Проснулся он с первым светом под ксилофон молочных бутылок и бессильный скрежет стартеров. Чмокнул губами, прищелкнул языком по твердому нёбу, ощущая свой рот — вульгарное сравнение, выплывшее из вульгарного шатания по пивным, — бандажом скапутившегося борца. Грубое сравнение приставило к носу пальцы жестом, который его мачеха называла «жирным салом», сделало древний римский знак, прыснуло, метнулось вверх по стене, словно ящерка. В пальто Эндерби себя чувствовал замерзшим и грязным, соответствуя комнате, которая теперь возникала картинкой на телеэкране, когда ящик в конце концов разогреется. С картинкой пришел звук: храп той самой женщины в соседней комнате. Эндерби с интересом прислушался. Он никогда и не знал, что женщины способны так громко храпеть. Мачеха, разумеется, могла крышу напрочь снести, но она была уникальна. Уникальна? Вспомнилось какое-то сортирное сочинение о том, что все мачехи — женщины, или все женщины — мачехи, или что-то еще, и тут вернулся весь день целиком, безусловно не скучный; вполне ясно припомнилось имя вдовы, угостившей его чаем и проводившей на станцию подземки к вокзалу Виктория: Веста Бейнбридж.
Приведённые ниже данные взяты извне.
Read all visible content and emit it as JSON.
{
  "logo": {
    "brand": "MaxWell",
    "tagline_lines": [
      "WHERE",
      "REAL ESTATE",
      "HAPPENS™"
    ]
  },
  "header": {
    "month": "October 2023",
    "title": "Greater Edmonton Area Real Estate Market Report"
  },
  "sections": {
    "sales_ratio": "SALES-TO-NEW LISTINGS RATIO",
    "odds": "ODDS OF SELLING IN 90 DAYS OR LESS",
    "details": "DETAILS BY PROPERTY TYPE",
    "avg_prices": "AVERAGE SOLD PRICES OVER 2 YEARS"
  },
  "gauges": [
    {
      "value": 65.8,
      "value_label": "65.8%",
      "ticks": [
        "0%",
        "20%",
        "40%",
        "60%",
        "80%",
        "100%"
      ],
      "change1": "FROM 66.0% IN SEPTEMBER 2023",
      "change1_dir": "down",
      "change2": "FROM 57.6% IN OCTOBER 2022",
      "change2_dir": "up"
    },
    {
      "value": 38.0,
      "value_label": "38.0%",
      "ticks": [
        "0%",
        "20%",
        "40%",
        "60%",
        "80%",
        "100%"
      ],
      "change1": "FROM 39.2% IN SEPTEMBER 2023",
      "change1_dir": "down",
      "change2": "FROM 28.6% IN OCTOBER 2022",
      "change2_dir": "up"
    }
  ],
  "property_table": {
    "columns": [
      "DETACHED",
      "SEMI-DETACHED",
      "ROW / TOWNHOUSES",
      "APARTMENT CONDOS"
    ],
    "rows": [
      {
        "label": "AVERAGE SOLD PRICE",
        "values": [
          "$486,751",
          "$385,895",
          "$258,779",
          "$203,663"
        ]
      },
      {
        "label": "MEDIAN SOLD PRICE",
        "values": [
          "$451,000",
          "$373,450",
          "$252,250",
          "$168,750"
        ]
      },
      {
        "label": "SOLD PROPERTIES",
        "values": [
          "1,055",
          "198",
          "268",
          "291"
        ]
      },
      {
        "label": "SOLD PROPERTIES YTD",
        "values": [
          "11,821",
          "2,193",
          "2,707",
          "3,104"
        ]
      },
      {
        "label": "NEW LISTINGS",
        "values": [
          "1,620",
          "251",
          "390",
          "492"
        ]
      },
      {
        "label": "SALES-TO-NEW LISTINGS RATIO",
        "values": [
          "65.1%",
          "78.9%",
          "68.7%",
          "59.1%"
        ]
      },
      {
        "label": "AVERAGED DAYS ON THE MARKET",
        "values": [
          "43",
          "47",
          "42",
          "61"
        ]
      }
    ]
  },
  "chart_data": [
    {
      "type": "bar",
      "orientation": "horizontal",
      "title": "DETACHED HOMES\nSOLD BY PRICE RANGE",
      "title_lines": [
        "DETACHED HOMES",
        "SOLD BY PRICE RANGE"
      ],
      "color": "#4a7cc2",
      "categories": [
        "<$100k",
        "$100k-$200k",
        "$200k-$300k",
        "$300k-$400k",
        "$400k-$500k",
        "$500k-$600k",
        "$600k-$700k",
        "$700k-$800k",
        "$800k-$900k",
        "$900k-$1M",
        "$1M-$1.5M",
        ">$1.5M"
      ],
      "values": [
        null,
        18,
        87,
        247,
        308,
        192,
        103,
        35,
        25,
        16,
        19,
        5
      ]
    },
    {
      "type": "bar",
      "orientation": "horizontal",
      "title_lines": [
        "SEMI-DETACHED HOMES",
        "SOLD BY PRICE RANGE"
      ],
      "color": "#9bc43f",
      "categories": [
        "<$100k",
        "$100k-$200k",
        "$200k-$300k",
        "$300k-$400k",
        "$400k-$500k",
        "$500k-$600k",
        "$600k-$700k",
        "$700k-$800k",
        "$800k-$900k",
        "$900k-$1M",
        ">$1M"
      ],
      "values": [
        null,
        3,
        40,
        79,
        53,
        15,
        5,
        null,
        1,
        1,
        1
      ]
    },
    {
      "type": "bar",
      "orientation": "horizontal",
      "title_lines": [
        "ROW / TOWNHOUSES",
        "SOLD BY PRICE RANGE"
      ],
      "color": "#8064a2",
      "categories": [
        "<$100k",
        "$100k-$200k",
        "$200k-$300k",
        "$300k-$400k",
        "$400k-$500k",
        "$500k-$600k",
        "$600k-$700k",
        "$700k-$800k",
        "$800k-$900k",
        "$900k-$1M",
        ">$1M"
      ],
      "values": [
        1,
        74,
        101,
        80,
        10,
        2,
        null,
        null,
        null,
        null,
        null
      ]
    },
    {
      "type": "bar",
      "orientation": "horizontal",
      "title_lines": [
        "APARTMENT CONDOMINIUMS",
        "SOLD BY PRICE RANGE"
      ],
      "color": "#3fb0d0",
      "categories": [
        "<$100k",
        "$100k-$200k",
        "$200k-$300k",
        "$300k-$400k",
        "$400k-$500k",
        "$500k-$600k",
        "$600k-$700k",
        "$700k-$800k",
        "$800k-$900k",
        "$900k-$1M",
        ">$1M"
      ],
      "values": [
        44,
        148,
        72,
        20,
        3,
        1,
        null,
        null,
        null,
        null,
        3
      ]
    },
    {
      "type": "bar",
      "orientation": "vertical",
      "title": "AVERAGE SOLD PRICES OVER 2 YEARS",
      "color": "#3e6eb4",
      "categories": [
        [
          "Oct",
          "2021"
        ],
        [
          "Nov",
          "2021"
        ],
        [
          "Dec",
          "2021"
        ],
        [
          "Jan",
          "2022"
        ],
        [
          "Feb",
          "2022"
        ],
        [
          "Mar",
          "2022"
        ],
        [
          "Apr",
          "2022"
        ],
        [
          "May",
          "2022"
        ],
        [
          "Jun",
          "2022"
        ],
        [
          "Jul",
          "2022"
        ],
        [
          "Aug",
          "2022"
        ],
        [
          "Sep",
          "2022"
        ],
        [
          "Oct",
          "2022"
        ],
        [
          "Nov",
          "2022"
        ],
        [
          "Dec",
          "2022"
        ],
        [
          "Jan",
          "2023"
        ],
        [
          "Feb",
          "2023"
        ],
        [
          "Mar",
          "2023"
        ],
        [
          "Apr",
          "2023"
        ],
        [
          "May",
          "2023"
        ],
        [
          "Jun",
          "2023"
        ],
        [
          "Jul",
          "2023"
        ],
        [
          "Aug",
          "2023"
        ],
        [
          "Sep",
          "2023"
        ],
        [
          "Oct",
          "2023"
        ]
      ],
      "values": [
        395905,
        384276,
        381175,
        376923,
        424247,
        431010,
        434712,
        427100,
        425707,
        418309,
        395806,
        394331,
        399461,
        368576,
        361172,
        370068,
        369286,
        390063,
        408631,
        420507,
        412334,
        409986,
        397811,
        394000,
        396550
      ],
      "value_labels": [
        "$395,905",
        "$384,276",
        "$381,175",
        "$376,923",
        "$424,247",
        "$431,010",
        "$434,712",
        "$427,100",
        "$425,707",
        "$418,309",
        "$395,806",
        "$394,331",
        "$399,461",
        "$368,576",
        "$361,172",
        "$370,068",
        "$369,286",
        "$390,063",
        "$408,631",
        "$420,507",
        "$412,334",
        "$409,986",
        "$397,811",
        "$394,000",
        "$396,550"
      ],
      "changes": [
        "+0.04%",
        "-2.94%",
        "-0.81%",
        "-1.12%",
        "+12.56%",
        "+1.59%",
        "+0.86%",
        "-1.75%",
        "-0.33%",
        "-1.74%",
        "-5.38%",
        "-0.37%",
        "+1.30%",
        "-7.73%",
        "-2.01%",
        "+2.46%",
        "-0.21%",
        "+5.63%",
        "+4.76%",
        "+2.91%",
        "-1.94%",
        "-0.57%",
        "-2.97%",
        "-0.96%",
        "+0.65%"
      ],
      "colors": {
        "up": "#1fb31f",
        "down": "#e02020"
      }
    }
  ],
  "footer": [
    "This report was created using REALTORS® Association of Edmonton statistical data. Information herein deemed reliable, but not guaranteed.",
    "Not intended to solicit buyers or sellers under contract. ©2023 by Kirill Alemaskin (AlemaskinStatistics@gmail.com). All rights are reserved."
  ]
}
Стыд согрел все тело Эндерби, потом в него, как в дверь, молотком стукнул голод. Постыдный день быстро маршировал, раздув ноздри в дурацкой ухмылке, неся знамя Святого Георгия. Шумно протопал, уютно примостился за потрескавшимся сервантом. Эндерби надел очки, с болезненной ясностью увидел пивные бутылки и старые «Дейли миррор», потом со скрипом и стонами потащился на кухоньку. Там было полно прямоугольных подносиков для еды у ТВ, а еще пустых молочных бутылок с осадочными архипелагами внутри. Эндерби выпил из крана воды, открыл буфет, вытер рот посудным полотенцем, нашел корнишоны. Съел несколько хрустких слизней и вскоре почувствовал себя лучше.